2020
The story is inspired by paintings, letters and diaries of the
Swedish painter Berta Hansson.
There is a lot of sadness in the text: Berta is labelled as useless,
she is dissatisfied with her art, especially as it does not prevent her mother,
who suffers from TB, eventually dying.
Berta and her siblings have to constantly be tested for the disease and after Mother’s
death the house has to be thoroughly cleaned.

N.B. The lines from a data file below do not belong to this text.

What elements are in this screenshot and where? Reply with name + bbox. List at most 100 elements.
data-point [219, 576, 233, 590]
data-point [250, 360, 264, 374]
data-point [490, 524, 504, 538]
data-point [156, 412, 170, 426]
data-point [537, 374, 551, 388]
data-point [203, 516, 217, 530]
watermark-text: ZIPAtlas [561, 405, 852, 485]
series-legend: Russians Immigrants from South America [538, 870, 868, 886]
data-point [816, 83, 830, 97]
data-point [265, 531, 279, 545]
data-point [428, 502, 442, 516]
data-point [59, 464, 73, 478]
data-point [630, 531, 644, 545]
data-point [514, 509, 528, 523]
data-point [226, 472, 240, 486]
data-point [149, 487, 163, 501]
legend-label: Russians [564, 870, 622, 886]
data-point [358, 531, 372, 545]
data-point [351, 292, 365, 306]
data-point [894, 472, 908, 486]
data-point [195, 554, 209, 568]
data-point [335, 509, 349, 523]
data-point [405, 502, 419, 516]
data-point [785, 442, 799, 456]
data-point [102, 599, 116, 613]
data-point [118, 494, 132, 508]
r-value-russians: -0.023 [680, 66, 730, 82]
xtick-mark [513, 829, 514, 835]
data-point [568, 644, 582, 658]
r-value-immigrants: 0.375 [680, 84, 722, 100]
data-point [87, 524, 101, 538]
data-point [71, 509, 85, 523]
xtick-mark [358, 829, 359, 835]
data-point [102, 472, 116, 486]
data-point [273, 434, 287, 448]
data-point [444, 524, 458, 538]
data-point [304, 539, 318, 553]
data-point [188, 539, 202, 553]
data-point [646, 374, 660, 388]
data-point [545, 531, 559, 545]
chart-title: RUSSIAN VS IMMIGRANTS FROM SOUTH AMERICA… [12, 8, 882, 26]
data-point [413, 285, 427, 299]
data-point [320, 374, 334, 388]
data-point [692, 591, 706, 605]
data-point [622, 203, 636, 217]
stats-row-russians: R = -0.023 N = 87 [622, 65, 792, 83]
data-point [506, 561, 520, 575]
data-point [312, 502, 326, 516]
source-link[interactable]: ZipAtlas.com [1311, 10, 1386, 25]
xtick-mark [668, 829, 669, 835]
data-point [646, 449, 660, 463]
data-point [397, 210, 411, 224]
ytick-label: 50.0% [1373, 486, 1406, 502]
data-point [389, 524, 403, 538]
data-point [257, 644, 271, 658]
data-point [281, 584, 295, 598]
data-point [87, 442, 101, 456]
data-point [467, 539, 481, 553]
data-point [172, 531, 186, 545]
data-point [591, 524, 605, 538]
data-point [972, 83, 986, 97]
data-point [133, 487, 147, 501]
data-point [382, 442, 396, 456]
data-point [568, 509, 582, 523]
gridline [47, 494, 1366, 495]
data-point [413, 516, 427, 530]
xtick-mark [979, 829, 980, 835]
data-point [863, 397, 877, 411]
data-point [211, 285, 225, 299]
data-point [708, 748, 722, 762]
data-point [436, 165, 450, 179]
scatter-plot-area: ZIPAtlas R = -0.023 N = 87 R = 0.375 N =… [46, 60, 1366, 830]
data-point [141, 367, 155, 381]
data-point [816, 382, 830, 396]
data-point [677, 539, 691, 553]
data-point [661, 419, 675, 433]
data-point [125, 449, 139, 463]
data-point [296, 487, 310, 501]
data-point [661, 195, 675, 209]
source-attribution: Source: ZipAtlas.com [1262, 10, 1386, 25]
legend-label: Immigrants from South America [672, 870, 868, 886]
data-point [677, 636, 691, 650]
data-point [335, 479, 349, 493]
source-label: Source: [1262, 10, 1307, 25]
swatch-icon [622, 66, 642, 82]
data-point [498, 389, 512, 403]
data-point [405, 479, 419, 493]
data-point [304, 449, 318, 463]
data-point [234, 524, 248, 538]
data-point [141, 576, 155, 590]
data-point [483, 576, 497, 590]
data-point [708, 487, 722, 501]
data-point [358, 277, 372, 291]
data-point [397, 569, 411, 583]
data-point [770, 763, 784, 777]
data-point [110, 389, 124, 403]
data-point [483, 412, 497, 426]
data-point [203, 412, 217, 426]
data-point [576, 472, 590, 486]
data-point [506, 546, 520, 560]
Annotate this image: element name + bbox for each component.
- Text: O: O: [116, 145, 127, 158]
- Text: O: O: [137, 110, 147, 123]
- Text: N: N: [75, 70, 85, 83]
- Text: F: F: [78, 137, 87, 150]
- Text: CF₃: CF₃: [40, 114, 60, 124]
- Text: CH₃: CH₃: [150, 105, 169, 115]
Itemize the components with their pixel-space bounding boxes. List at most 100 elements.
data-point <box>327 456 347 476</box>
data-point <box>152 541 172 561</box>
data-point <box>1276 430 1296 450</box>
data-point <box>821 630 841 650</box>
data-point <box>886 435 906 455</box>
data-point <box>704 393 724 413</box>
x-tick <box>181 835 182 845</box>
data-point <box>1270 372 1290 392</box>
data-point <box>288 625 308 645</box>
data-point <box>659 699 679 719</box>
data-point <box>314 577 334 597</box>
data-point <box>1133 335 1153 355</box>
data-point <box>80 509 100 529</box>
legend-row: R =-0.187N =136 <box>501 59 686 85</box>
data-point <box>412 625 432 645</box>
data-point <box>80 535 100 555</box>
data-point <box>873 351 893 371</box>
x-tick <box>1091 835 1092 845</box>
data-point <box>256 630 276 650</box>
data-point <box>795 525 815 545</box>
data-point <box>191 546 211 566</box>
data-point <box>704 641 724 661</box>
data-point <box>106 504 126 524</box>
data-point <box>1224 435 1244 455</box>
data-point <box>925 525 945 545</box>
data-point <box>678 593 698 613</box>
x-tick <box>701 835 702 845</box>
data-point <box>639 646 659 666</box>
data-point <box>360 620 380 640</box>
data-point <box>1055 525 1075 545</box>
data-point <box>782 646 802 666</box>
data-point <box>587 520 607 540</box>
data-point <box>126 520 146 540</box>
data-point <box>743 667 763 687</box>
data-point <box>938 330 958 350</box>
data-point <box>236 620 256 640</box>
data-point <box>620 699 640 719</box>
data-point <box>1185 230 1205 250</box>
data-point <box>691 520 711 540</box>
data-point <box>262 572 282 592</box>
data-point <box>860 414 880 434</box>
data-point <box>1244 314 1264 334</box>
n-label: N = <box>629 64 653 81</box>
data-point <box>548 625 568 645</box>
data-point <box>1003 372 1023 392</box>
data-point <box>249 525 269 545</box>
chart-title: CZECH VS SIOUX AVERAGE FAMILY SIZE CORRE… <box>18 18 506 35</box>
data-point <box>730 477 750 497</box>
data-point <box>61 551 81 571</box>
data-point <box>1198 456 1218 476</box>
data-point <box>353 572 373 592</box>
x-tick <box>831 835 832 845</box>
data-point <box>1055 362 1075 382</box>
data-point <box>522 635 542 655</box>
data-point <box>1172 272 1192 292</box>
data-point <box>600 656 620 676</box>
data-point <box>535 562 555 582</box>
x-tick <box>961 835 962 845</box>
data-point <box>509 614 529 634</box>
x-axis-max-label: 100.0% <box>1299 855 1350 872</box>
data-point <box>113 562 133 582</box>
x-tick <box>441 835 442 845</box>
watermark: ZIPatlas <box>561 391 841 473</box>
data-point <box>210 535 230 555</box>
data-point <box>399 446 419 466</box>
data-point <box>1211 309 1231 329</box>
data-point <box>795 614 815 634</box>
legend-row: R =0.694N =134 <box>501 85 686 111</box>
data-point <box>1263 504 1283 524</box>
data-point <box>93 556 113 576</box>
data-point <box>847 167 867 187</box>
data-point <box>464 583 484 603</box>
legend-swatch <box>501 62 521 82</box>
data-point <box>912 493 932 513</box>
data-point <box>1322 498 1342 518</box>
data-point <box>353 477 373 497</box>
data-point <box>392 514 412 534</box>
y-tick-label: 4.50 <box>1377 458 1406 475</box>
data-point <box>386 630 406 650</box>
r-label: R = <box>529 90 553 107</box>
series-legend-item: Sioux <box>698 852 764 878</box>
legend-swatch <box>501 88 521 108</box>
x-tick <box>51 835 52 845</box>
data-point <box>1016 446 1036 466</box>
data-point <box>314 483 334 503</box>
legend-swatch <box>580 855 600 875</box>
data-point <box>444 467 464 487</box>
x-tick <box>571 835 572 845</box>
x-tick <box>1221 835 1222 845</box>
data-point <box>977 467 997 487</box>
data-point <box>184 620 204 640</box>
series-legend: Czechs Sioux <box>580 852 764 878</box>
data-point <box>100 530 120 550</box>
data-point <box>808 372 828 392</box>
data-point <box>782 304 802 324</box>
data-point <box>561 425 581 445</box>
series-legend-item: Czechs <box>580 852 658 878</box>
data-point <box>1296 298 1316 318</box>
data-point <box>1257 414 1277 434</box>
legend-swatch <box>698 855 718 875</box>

We have clues that the story is set in the past: the hold
the TB has, the visit of the mother to the sanatorium, we see older sister
Julia putting on stockings and we see some delightful extracts from the fashion
pages of an old newspaper. Father’s attitude is a little old-fashioned; Why should
a girl go away to be educated?
Yet Berta manages with the doctor’s help to go away to study
art.
The illustrations represent the type of work Berta would have
been doing at the age she is in the story.
Who will read this text? It is rather long for a picture book
and has rather more text that we would expect in a story for pre-school children.
Indeed the content is more suitable for an older child or even a young adult or
adult. Yet the pictures, the story and the text work together to give us an authentic
picture of Berta’s life. It is a text
that the reader can return to time and time again.
This is a highly illustrated with full colour pictures. The
pictures add to the story. There are sixty-five double spreads including
end-matter which add up to the 228 pages of core text.
At the end of the book is a twelve page biography of Berta.